BOWEN’S new $1.1 billion housing estate is set to include a raft of new developments including a petrol station, hotel, childcare centre and sports field.
The masterplanned community with 2000 houses for up to 5000 people will boost the Bowen population by 50 per cent.
However, the road to the green light has been long for the applicants who are now subject to several conditions under the council’s approval.
The first development application for Whitsunday Paradise estate was made on June 15, 2018.
The application has four key stages, the first being preliminary approval for a variation request.
This means the development can occur on the site for an integrated residential and commercial estate, overriding several codes including the environmental significance overlay code.
The second stage is development approval for a material change of use of the land.
The application includes permits for two food and drink outlets, a hotel, outdoor sport and recreation area, service station, shopping centre, childcare centre, healthcare services, five shops and a supermarket.
The third part of the application was approval to divide four lots into 198 lots for residential, commercial, drainage reserve, park, roads and access easements usage.
The final part of the approval was for bulk earthworks to make stage three of the development possible.
The development will be take place in five ‘precincts’, which are similar to the zones in the council’s Planning Scheme.
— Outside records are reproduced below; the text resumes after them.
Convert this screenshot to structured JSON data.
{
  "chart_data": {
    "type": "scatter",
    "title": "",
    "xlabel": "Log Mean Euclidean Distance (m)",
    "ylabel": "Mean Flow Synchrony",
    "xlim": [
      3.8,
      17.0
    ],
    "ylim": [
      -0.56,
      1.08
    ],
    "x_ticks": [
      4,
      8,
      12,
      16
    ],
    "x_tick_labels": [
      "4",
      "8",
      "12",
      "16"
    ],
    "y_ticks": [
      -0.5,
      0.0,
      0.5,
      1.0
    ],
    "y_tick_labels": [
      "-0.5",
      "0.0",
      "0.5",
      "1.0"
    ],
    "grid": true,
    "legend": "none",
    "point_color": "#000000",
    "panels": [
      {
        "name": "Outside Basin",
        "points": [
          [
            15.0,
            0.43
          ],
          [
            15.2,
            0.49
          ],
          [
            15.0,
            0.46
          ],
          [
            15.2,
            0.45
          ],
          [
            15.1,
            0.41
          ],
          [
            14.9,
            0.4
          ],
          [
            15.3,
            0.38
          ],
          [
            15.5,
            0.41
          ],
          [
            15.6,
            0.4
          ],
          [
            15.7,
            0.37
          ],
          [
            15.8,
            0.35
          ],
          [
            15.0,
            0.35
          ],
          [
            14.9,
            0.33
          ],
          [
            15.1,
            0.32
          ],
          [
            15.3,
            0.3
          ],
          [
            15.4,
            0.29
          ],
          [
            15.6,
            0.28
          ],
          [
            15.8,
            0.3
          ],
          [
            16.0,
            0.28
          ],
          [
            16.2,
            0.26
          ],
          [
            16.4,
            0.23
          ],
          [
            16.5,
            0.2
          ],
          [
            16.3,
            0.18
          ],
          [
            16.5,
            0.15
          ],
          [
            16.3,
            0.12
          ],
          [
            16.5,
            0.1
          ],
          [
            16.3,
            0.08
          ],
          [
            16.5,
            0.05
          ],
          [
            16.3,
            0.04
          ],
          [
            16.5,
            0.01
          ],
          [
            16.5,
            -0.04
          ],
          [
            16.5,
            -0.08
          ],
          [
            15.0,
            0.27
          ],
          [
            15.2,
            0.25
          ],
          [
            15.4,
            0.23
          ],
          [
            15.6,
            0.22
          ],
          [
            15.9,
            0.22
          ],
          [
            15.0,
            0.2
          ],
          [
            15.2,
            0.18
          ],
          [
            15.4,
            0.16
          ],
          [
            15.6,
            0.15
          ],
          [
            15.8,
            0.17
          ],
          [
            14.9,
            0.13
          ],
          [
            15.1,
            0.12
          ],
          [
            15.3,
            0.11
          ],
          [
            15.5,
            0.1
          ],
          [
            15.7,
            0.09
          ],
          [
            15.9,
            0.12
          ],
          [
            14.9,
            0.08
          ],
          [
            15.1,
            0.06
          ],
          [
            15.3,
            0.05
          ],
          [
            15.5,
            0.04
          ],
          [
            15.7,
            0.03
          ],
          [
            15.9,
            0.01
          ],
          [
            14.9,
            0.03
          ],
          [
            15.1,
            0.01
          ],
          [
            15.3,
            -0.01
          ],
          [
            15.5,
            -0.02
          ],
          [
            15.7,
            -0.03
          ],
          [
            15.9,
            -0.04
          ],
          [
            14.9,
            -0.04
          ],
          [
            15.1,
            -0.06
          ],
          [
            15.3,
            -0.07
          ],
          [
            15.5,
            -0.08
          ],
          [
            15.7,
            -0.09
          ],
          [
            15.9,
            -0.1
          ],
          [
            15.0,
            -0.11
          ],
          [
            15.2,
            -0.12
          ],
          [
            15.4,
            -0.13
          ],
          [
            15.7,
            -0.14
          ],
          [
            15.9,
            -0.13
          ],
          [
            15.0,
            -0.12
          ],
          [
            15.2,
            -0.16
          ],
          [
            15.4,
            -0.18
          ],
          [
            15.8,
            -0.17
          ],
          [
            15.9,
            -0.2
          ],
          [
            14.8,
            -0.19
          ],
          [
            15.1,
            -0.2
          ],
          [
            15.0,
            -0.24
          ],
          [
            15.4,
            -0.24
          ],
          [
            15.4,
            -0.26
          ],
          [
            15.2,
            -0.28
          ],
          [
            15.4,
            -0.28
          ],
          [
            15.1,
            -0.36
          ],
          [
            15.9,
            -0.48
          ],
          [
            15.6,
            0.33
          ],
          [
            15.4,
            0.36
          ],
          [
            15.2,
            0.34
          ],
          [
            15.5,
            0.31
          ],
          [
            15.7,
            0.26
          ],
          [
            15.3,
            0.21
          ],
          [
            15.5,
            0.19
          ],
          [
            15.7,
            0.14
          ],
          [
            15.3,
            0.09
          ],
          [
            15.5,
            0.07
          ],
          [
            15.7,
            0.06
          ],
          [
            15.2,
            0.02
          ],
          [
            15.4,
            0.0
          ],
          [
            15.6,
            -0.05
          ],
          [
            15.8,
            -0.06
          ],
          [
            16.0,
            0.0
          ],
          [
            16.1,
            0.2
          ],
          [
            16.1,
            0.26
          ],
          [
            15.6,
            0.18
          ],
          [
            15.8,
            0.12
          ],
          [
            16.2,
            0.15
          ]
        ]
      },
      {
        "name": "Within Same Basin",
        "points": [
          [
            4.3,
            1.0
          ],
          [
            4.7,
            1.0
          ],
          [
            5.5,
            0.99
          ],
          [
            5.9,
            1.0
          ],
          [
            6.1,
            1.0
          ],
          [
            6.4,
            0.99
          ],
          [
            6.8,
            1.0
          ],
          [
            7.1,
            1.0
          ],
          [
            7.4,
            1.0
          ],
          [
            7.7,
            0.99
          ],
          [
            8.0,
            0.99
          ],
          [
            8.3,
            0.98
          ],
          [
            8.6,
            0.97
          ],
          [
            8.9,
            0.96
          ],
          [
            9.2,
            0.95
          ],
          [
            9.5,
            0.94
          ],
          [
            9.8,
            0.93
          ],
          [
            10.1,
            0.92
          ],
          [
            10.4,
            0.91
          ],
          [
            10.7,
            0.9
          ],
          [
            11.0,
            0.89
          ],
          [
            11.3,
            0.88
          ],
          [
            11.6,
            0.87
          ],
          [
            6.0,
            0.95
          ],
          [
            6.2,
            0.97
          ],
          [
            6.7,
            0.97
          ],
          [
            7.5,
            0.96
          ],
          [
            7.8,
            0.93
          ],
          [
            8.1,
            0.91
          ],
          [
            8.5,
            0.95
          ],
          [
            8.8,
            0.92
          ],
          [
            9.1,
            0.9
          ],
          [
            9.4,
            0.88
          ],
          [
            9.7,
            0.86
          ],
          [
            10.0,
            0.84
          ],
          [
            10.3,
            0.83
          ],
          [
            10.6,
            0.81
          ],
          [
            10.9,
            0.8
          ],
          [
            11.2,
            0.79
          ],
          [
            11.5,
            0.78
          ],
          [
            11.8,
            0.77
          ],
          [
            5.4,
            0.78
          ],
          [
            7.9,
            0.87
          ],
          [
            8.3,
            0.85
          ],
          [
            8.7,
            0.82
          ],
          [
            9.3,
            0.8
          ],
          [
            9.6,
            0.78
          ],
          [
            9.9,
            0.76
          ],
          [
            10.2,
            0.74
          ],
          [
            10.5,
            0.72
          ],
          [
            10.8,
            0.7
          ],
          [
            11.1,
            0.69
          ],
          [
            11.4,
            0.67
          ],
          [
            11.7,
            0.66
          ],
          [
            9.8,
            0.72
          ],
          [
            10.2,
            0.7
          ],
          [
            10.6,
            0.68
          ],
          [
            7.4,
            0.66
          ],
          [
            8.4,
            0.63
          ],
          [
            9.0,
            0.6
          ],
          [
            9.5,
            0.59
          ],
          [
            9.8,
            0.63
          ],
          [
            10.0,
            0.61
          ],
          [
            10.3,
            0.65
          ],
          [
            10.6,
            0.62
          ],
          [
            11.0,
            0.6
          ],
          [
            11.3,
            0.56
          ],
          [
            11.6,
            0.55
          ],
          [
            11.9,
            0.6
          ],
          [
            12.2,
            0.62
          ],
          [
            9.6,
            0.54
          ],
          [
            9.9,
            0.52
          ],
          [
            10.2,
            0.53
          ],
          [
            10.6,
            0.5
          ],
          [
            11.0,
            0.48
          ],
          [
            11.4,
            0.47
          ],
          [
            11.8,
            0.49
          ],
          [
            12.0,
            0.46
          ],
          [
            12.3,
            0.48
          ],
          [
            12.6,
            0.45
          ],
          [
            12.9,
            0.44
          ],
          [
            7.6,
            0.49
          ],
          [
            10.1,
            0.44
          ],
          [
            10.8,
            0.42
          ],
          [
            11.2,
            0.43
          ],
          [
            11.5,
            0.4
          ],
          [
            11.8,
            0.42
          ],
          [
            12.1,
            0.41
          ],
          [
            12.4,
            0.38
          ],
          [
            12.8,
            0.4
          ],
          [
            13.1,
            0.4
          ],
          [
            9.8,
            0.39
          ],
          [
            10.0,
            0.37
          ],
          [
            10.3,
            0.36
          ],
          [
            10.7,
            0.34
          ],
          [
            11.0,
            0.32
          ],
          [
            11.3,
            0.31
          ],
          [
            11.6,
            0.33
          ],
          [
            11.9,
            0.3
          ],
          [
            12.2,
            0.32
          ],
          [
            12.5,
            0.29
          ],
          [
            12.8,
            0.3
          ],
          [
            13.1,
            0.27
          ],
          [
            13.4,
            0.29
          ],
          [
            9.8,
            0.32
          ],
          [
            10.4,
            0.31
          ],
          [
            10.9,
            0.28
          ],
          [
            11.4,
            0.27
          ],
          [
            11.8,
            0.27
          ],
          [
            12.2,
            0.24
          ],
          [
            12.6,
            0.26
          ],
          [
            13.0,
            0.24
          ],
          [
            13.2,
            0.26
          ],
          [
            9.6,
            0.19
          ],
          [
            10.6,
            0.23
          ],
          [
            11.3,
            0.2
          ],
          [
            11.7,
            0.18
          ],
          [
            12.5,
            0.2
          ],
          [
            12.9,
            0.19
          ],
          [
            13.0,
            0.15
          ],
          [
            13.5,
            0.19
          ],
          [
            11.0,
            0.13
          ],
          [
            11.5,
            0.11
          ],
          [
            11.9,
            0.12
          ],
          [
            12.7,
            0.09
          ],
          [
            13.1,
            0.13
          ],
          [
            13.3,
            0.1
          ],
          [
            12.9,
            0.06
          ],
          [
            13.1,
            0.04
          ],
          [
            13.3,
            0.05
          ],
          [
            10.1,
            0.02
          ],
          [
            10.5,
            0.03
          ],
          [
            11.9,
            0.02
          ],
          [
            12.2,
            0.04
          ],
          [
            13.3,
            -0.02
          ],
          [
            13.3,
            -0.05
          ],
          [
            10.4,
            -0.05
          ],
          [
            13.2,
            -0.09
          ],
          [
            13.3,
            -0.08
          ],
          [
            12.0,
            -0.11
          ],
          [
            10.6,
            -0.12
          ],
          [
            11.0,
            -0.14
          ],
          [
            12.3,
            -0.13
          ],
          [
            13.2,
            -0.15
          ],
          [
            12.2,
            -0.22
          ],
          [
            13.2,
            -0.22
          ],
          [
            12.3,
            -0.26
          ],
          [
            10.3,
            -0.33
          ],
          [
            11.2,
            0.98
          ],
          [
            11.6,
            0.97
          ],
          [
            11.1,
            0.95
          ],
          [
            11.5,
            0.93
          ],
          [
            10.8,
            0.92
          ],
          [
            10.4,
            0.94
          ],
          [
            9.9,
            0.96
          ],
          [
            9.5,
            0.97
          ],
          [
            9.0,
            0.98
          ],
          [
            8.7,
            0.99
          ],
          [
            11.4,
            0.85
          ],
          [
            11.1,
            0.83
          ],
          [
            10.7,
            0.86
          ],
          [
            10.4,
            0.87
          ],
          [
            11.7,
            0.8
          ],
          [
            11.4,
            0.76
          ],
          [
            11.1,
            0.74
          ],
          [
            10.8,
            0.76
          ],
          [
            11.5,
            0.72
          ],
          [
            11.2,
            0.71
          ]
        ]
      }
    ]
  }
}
Precinct one and two are the residential areas with varying lot sizes.
Precinct two will include multi-dwelling units, terraced housing and a retirement living development with provisions to increase development heights to 12m in select areas, which is 3.5m more than the current limits in the council’s Planning Scheme.
The third precinct is a local activity centre with space for a range of goods and services including a shopping centre, service station and food and drink outlets.
There is also a provision in the third precinct for increased building heights.
Precinct four is for recreation and open space with sporting facilities, a club house, community hall and local parks.
A hotel development is also proposed in this precinct with dining and entertainment opportunities.
The fifth precinct is for environmental management and conservation with Mount Bramston and the foreshore areas set to be retained as “environmentally significant landscape features”.
The application also includes a service station, which can be operated 24 hours a day, seven days a week.
The variation approval for the development has been approved for a period of 10 years and will lapse if the estate is not completed within 20 years.
There are several conditions attached to the development, including the condition that all lots must be connected to the council water supply.
The applicants must also build a two megalitre reservoir that connects to the council’s bulk supply water main.
A detailed water network analysis will be undertaken to demonstrate how the proposed demand on water can be met.
If the demand is higher than the capacity of the reservoir, the applicants must provide additional water storage at their own cost.
When the development is nearing completion, a 10 megalitre water reservoir must be built.
All lots must also be connected to council sewage and the applicants must build a “adequately sized” sewer pump station on the land.
A detailed sewerage reticulation network must also be prepared to determine the impact of the proposed development on the existing sewerage reticulation network in Bowen and whether any external works will be needed to accommodate the development before the sewer network is built.
If the network analysis shows works are required to upgrade the Bowen reticulated sewerage network to accommodate the additional demand, work must be carried out at the applicant’s cost.
The existing onsite sewage treatment plant must also be decommissioned.
The council also resolved that lot sizes cannot be reduced below 600sq m.
However, in the ordinary council meeting in Proserpine last week, Whitsunday Regional Council’s manager of development assessments Doug Mackay said the applicants could seek a negotiated decision notice.
This gives them the opportunity to discuss conditions with the council and if there are any disagreements over the conditions, the development could be taken on appeal to the Queensland Planning and Environment Court.